线程是存在于进程内并共享相同内存空间的轻量级执行单元。通过使用多个线程，您可以同时执行多个任务，这可以提高某些情况下的性能和响应能力。Python 提供了一个内置threading模块。

线程由全局解释器锁 (GIL) 管理，即使在多核系统上，一次也只允许一个线程执行 Python 字节码。这意味着线程可以在多个 CPU 核心上并发运行，但不能真正并行。然而，线程对于涉及等待外部资源（例如网络请求）的 I/O 密集型任务仍然有益，因为它允许其他线程在等待期间继续执行。

Python 中的线程-LMLPHP

来源

它们在进程内共享相同的内存空间，这使它们能够轻松共享数据。但是，如果管理不当，共享数据可能会导致同步问题和竞争条件。

作为示例，让我们从公共 API 中提取数据。JSONPlaceholder免费提供假 REST API。get_data函数采用索引号并使用包从 API 检索数据requests。

import requests
import random

def get_data(idx: int) -> str:
    url = f"https://jsonplaceholder.typicode.com/todos/{idx}"
    response = requests.get(url)
    return response.json()["title"]

def main():
    idx = random.randint(1, 100)
    text = get_data(idx)
    print(text)
    return text

if __name__ == "__main__":
    main()

"""
cum debitis quis accusamus doloremque ipsa natus sapiente omnis
"""

现在，让我们稍微修改一下并运行它 50 次并测量我们所花费的时间。

import threading
import requests
import time
import random

results = []

def get_data(idx: int) -> str:
    url = f"https://jsonplaceholder.typicode.com/todos/{idx}"
    response = requests.get(url)
    results.append(response)
    return

def main() -> None:
    idx = random.randint(1, 100)
    start = time.time()
    for _ in range(50):
        get_data(idx)
    end = time.time()
    print(f"Time: {end-start}")
    return

if __name__ == "__main__":
    main()

"""
Time: 6.154262065887451
"""

我们有一个results收集每个响应数据的全局列表。get_data我们在 for 循环中调用该函数 50 次。连续拉取数据 50 次大约需要 6 秒。

这次，我将使用线程。

def main():
    idx = random.randint(1, 100)
    start = time.time()
    threads = []

    for _ in range(50):
        thread = threading.Thread(target=get_data, args=(idx,))
        thread.start()
        threads.append(thread)

    for thread in threads:
        thread.join()

    end = time.time()
    print(f"Time: {end-start}")
    return

"""
Time: 0.5561661720275879
"""

正如您所看到的，我们现在在近半秒内完成了相同的工作。这要归功于线程。现在让我们更详细地了解线程。

三、线程对象

对象的实例Thread代表可以与其他线程同时运行的单独的控制流。

建议在调用此构造函数时始终使用关键字参数。所需的参数是：

class threading.Thread(group=None, target=None, name=None, args=(), kwargs={}, *, daemon=None)

group保留供将来使用，目前尚未实施。建议保留为None. 线程组是一种将多个线程逻辑分组在一起的方法。然而，在Pythonthreading模块的当前实现中，线程组没有任何重要的功能或影响。它们可能会在该语言的未来版本或基于threading.
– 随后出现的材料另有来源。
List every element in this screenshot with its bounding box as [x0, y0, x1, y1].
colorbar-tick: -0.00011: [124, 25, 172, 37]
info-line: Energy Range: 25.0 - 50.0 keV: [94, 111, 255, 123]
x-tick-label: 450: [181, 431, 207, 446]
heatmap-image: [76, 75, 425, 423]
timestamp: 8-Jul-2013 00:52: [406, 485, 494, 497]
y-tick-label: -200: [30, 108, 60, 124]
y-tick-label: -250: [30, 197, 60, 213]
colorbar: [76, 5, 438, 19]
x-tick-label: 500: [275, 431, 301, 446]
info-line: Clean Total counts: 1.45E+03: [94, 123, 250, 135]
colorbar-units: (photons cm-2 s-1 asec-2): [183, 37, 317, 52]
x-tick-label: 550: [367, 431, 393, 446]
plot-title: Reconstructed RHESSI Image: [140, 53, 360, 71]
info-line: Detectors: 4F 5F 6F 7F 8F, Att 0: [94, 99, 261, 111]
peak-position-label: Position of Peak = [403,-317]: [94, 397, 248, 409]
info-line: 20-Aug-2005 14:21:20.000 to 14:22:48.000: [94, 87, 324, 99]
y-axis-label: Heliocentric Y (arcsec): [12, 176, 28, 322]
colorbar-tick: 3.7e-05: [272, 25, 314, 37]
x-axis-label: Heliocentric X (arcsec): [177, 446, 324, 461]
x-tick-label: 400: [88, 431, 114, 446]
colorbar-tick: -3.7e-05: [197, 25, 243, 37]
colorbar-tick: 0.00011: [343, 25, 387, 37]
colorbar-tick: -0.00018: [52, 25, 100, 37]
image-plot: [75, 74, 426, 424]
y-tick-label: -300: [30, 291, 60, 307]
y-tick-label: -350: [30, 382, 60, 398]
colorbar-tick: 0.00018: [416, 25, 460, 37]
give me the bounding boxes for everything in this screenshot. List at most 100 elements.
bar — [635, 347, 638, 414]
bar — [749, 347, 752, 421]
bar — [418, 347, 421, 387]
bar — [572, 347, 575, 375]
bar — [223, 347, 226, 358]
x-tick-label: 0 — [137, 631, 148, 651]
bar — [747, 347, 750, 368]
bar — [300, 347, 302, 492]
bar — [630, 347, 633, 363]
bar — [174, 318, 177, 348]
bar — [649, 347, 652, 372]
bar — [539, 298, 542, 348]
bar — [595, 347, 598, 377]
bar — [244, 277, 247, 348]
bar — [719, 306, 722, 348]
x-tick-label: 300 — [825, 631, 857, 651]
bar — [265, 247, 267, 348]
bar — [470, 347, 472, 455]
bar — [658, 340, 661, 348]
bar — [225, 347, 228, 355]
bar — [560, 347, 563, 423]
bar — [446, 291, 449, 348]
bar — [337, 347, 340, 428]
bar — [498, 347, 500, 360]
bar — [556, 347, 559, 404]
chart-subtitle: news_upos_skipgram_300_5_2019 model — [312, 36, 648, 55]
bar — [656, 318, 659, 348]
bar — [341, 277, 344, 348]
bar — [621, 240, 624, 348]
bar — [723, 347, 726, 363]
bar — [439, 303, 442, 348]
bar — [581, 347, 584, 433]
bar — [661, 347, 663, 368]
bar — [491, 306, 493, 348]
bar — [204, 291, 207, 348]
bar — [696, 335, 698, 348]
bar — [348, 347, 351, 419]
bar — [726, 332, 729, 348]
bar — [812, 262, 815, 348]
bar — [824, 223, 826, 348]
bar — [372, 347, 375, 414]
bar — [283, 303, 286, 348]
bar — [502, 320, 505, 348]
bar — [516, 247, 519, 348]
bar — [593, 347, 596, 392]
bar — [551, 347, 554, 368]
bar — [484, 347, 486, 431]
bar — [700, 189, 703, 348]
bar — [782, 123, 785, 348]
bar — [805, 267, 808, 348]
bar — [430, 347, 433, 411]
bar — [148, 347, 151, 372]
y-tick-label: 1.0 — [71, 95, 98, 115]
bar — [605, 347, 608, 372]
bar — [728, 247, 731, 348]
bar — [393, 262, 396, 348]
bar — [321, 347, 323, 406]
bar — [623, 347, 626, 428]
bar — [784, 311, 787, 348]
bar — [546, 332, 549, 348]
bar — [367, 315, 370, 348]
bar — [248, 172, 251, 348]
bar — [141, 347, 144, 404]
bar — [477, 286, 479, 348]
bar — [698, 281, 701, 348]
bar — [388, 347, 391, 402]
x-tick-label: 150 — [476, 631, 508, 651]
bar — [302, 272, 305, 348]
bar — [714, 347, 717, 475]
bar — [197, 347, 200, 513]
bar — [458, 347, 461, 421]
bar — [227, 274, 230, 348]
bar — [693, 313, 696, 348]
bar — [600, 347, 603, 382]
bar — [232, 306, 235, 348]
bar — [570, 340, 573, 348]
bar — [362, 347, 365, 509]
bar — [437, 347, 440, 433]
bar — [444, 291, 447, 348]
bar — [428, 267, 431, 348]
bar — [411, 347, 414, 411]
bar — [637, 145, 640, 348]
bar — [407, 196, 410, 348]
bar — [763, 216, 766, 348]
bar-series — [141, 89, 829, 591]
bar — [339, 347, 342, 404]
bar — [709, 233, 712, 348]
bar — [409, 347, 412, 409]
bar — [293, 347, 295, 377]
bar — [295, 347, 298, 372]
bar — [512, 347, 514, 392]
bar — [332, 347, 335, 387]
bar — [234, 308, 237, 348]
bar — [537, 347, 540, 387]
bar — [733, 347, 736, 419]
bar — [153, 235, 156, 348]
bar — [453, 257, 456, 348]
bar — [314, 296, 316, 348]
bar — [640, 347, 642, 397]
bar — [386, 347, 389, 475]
target指定要由线程的方法调用的可调用对象run()。它可以是一个函数或方法。上面，我们传递了这个get_data函数。

name是一个可选字符串，可用于指定线程的名称。

args并在线程启动时kwargs传递给可调用对象。target

daemon是一个布尔标志，指示线程是否是守护线程。如果设置为True，则线程将在主程序完成时退出，无论其工作是否完成。

该Thread对象提供了多种方法：

start通过内部调用该方法来启动线程的执行run()。它创建一个新的操作系统级线程并开始执行该线程的代码。
run包含将在线程中执行的代码。您可以在的子类中重写此方法Thread来定义线程的特定行为。
join阻塞调用线程，直到调用它的线程完成执行。默认情况下，join()无限期地阻塞，直到连接的线程完成。但是，您可以指定超时值作为join()方法的参数来限制等待时间。该join()方法通常用于确保主程序等待所有线程完成，然后再根据连接线程的结果执行进一步的操作或计算。

import threading
import time

def foo():
    print("Thread started")
    time.sleep(2)
    print("Thread finished")

# create a Thread object
t = threading.Thread(target=foo)

# start the thread
t.start()

# wait for the thread to finish
t.join()

print("Main program continues")

"""
Thread started
Thread finished
Main program continues
"""

is_alive返回一个布尔值，指示线程当前是否正在执行 ( True) 还是已完成执行 ( False)。

四、锁定对象

锁对象用于在多个线程之间提供同步，一次只允许一个线程执行代码的关键部分。

锁对象充当原始同步机制，通常称为互斥体（互斥的缩写）。它有助于防止竞争条件并确保在任何给定时间只有一个线程可以访问共享资源或代码段。

Python 中的线程-LMLPHP

来源

该类Lock提供了两个主要方法来控制对临界区的访问：

该acquire()方法用于获取锁。默认情况下，它是阻塞调用，这意味着如果锁已被另一个线程持有，则调用线程将等待，直到它可以获得锁。该blocking参数是可选的，如果设置为False，该acquire()方法将立即返回，无论是否获取锁。

该release()方法用于释放锁，允许其他线程获取它。应始终在块中调用它，finally以确保释放锁，即使在临界区内发生异常也是如此。

shared在下面的示例中，三个线程在临界区中递增共享变量 ( )，并由锁对象 ( lock) 保护。该threading.get_ident()函数用于检索每个线程的 ID。

import threading
import time

lock = threading.Lock()

# Shared resource
shared = 0


def foo():
    global shared

    thread_id = threading.get_ident()
    # Acquire the lock
    print(f"Thread {thread_id} is trying to acquire the lock")
    lock.acquire()
    print(f"Thread {thread_id} has acquired the lock")

    try:
        # Critical section
        print(f"Thread {thread_id} is inside the critical section")
        for _ in range(5):
            shared += 1
            time.sleep(0.1)
    finally:
        # Release the lock
        lock.release()
        print(f"Thread {thread_id} has released the lock")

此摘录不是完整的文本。